Even if your working set size doesn’t exceed the size of your buffer pool, and you expect most accesses to go to the buffer pool instead of disk, you might consider much lower-latency storage to be important for purposes of consistency. It might not be good to think about the average response time over a period of time. If your application demands consistently low latency, then even an infrequent slow query might not be acceptable. In such cases, although an ioDrive might not make the server’s average performance much higher, it might be an important investment. I like Peter Zaitsev’s analogy for illustrating why this is important: When you go to the doctor with a fever, you don’t want a diagnosis based on the average temperature of all patients in the hospital!
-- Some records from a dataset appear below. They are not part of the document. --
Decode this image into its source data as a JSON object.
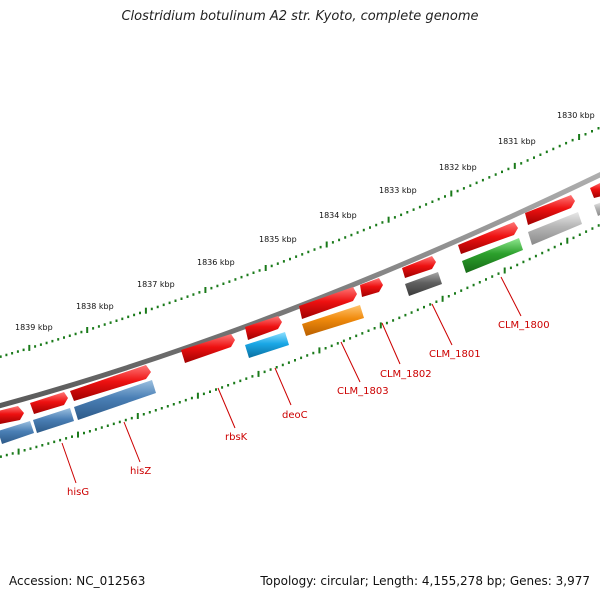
{
  "header": {
    "title": "Clostridium botulinum A2 str. Kyoto, complete genome"
  },
  "footer": {
    "accession": "Accession: NC_012563",
    "stats": "Topology: circular; Length: 4,155,278 bp; Genes: 3,977"
  },
  "scale": {
    "ticks": [
      {
        "label": "1830 kbp"
      },
      {
        "label": "1831 kbp"
      },
      {
        "label": "1832 kbp"
      },
      {
        "label": "1833 kbp"
      },
      {
        "label": "1834 kbp"
      },
      {
        "label": "1835 kbp"
      },
      {
        "label": "1836 kbp"
      },
      {
        "label": "1837 kbp"
      },
      {
        "label": "1838 kbp"
      },
      {
        "label": "1839 kbp"
      }
    ]
  },
  "colors": {
    "forward_gene": "#ee1111",
    "hisG": "#4a7fb5",
    "deoC": "#1aa7e6",
    "CLM_1803": "#f08a0c",
    "CLM_1801": "#606060",
    "CLM_1800": "#2ca02c",
    "grey_gene": "#b5b5b5",
    "backbone": "#808080",
    "ticks": "#1a7a1a",
    "label": "#cc0000"
  },
  "gene_labels": [
    {
      "name": "hisG"
    },
    {
      "name": "hisZ"
    },
    {
      "name": "rbsK"
    },
    {
      "name": "deoC"
    },
    {
      "name": "CLM_1803"
    },
    {
      "name": "CLM_1802"
    },
    {
      "name": "CLM_1801"
    },
    {
      "name": "CLM_1800"
    }
  ]
}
Fast access to durable storage is important for another reason: It improves not only throughput, but latency. This allows you to run on much larger working sets of data, experiencing many more accesses to the durable storage per second, without significantly impacting latency. Suppose a query will generate 10,000 cache misses that result in random access to disk. On spindle-based storage, this is a very slow query, because each random access can be expected to average about 4 milliseconds on high-end conventional disks. On an ioDrive, with latencies in the microseconds, the query’s performance will not be impacted dramatically. This can turn an unacceptably slow process into an acceptable one.
In summary, very low-latency, high-bandwidth I/O performance can improve your database’s performance and/or consistency when data when the server is significantly I/O bound, or when all accesses must be fast, and you can use the working set size as a tool to understand when and how this is likely to affect you.